●ガラス板の準備
まず、アクリルアミドゲルがガラス板にぴったりくっついて少々のことでは取れなくなるようなコーティング処理をガラス板に行う。この操作は必ず別室で行う必要がある。コーティングに使う試薬は揮発性なのだが、普通の部屋(ドラフト外)で行うと、周り中のガラス板が不本意にもコーティングされてしまうからである。その結果どうなるかというと、解析用に泳動した場合であっても電気泳動終了後にガラス板からゲルがはがれなくなってしまう。
コーティング剤の組成は次の通りである。
【コーティング剤の組成】
- Ethanol 8 ml
- Glacial acetic acid 200 μl
- Bind-silane 10 µl
- 超純水 1.8 ml
図1 コーティングの準備
後述する「マーカー」を貼る位置をマークした塩化ビニルの板をガラス板の下に敷く。青く印がついているところが貼る位置である。さらにその下に敷いているのは低蛍光のペーパータオルである。
ガラス板の上にコーティング剤を垂らしていくわけだが、ガラス板は再利用するので、どちらの面をコーティングするのかをあらかじめ決めておき、常に同じ面を使うようにする。ガラスカッターを使って端に傷をつけたり書き込んだりしている。
なぜコーティング面を決める必要があるかというと、ガラス板を洗浄してもコーティング剤がガラス板に残っているからである。
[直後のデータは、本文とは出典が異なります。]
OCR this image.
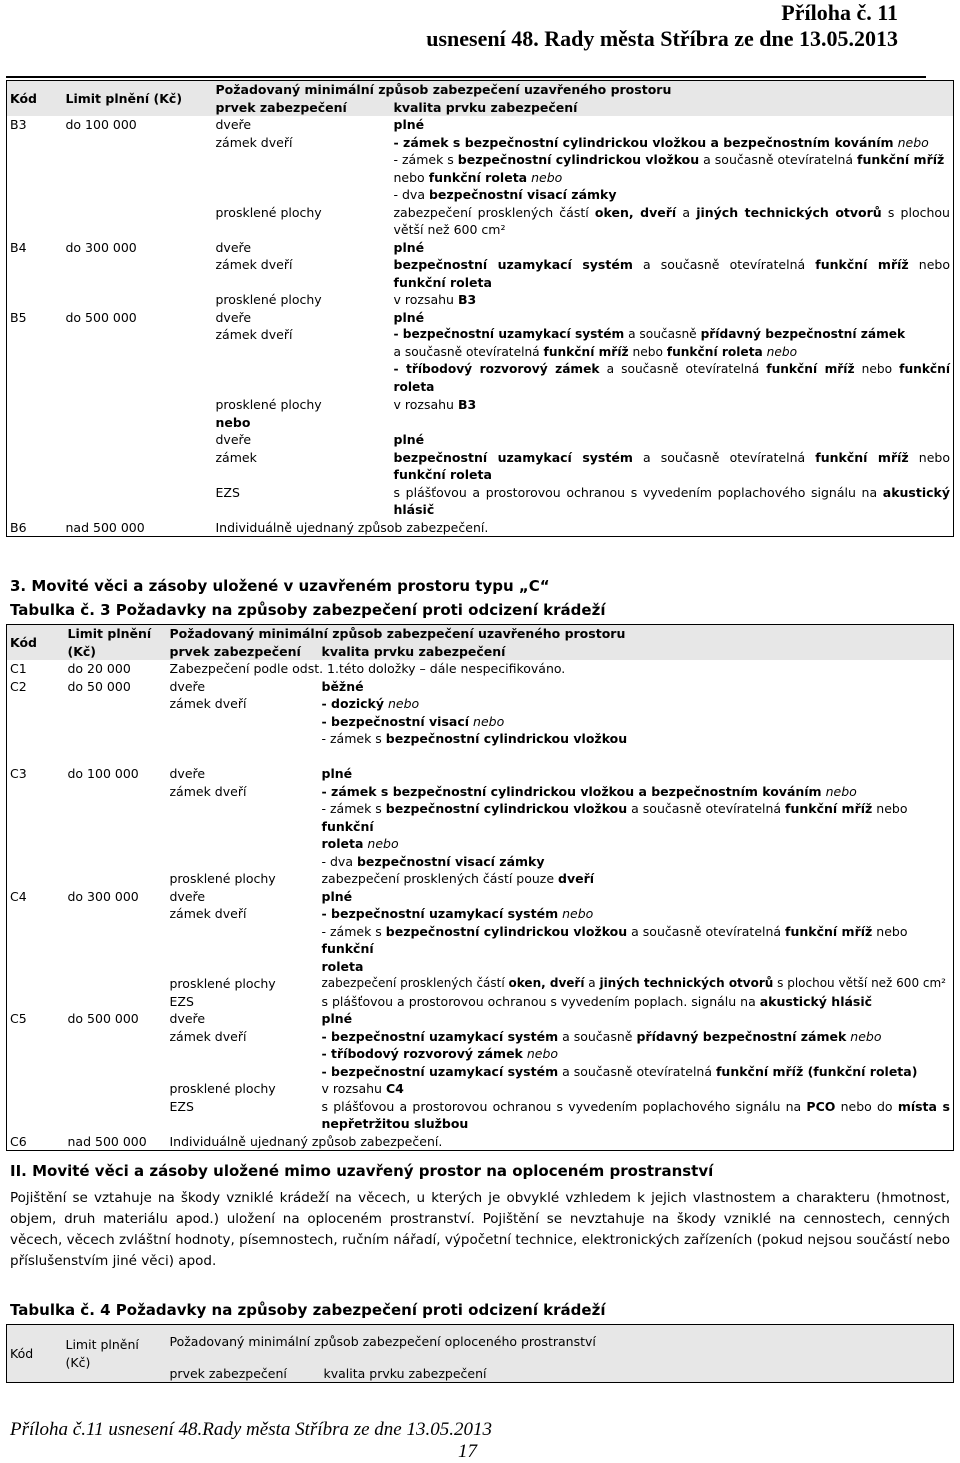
Příloha č. 11
usnesení 48. Rady města Stříbra ze dne 13.05.2013
Kód	Limit plnění (Kč)	Požadovaný minimální způsob zabezpečení uzavřeného prostoru	
		prvek zabezpečení	kvalita prvku zabezpečení
B3	do 100 000	dveře	plné
		zámek dveří	- zámek s bezpečnostní cylindrickou vložkou a bezpečnostním kováním nebo
- zámek s bezpečnostní cylindrickou vložkou a současně otevíratelná funkční mříž
nebo funkční roleta nebo
- dva bezpečnostní visací zámky
		prosklené plochy	zabezpečení prosklených částí oken, dveří a jiných technických otvorů s plochou větší než 600 cm²
B4	do 300 000	dveře	plné
		zámek dveří	bezpečnostní uzamykací systém a současně otevíratelná funkční mříž nebo funkční roleta
		prosklené plochy	v rozsahu B3
B5	do 500 000	dveře	plné
		zámek dveří	- bezpečnostní uzamykací systém a současně přídavný bezpečnostní zámek
a současně otevíratelná funkční mříž nebo funkční roleta nebo
- tříbodový rozvorový zámek a současně otevíratelná funkční mříž nebo funkční roleta
		prosklené plochy	v rozsahu B3
		nebo	
		dveře	plné
		zámek	bezpečnostní uzamykací systém a současně otevíratelná funkční mříž nebo funkční roleta
		EZS	s plášťovou a prostorovou ochranou s vyvedením poplachového signálu na akustický hlásič
B6	nad 500 000	Individuálně ujednaný způsob zabezpečení.	
3. Movité věci a zásoby uložené v uzavřeném prostoru typu „C“
Tabulka č. 3 Požadavky na způsoby zabezpečení proti odcizení krádeží
Kód	Limit plnění (Kč)	Požadovaný minimální způsob zabezpečení uzavřeného prostoru	
		prvek zabezpečení	kvalita prvku zabezpečení
C1	do 20 000	Zabezpečení podle odst. 1.této doložky – dále nespecifikováno.	
C2	do 50 000	dveře	běžné
		zámek dveří	- dozický nebo
- bezpečnostní visací nebo
- zámek s bezpečnostní cylindrickou vložkou

C3	do 100 000	dveře	plné
		zámek dveří	- zámek s bezpečnostní cylindrickou vložkou a bezpečnostním kováním nebo
- zámek s bezpečnostní cylindrickou vložkou a současně otevíratelná funkční mříž nebo funkční
roleta nebo
- dva bezpečnostní visací zámky
		prosklené plochy	zabezpečení prosklených částí pouze dveří
C4	do 300 000	dveře	plné
		zámek dveří	- bezpečnostní uzamykací systém nebo
- zámek s bezpečnostní cylindrickou vložkou a současně otevíratelná funkční mříž nebo funkční
roleta
		prosklené plochy	zabezpečení prosklených částí oken, dveří a jiných technických otvorů s plochou větší než 600 cm²
		EZS	s plášťovou a prostorovou ochranou s vyvedením poplach. signálu na akustický hlásič
C5	do 500 000	dveře	plné
		zámek dveří	- bezpečnostní uzamykací systém a současně přídavný bezpečnostní zámek nebo
- tříbodový rozvorový zámek nebo
- bezpečnostní uzamykací systém a současně otevíratelná funkční mříž (funkční roleta)
		prosklené plochy	v rozsahu C4
		EZS	s plášťovou a prostorovou ochranou s vyvedením poplachového signálu na PCO nebo do místa s nepřetržitou službou
C6	nad 500 000	Individuálně ujednaný způsob zabezpečení.	
II. Movité věci a zásoby uložené mimo uzavřený prostor na oploceném prostranství
Pojištění se vztahuje na škody vzniklé krádeží na věcech, u kterých je obvyklé vzhledem k jejich vlastnostem a charakteru (hmotnost, objem, druh materiálu apod.) uložení na oploceném prostranství. Pojištění se nevztahuje na škody vzniklé na cennostech, cenných věcech, věcech zvláštní hodnoty, písemnostech, ručním nářadí, výpočetní technice, elektronických zařízeních (pokud nejsou součástí nebo příslušenstvím jiné věci) apod.
Tabulka č. 4 Požadavky na způsoby zabezpečení proti odcizení krádeží
Kód	Limit plnění (Kč)	Požadovaný minimální způsob zabezpečení oploceného prostranství	
		prvek zabezpečení	kvalita prvku zabezpečení
Příloha č.11 usnesení 48.Rady města Stříbra ze dne 13.05.2013
17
本来はゲルが固着してほしくない方にもコーティング剤が残っていると、その分取用の電気泳動では両方のガラス板がコーティングされてしまうことになってしまう。そうなるとゲルを挟んだ2枚のガラス板をあとで二つに分離できなくなってしまう。そうなるともう打つ手がなく、その2枚のガラス板(とゲル)は捨てるしかない。
図2 コーティング面の認識方法
「分取」と書き込んだ側を常にコーティングするようにする。ガラスカッターの先端を使ってごしごしと書き込んでおく。
図3 コーティング処理(1)
このガラス板の上にコーティング剤を垂らす。1 mlずつ2ケ所に滴下して、低蛍光ペーパータオルで広く均一に伸ばすようにする。
図4 コーティング処理(2)
低蛍光ペーパータオルをまるめたものを使ってコーティング剤を伸ばしているところ。むらなく均一に伸ばしてから力を入れて刷り込んでいく。自分で決まりを作って操作するようにするとよい。
コーティング剤を滴下しては均一に伸ばすという、操作を行ったあとは、すぐに「マーカー」となるシールをガラス板に貼る。貼る位置は上の写真にある、青くマークしてある部位である。この場所はガラス板の端より内側、スペーサー部分にひっかからないように気をつけて、かつスポットとかぶらないようにできるだけ外側に貼る。上下ではほぼ中央、の位置である。
図6 マーカーシールを貼っているところ
1 mmくらいずれていても実は構わないのだが、内側に貼りすぎるとスポットに引っかかってしまうので注意が必要。
この状態で1時間放置し、ゲル作製に使用する。放置するのは、過剰なコーティング剤をとばしてしまいたいからである。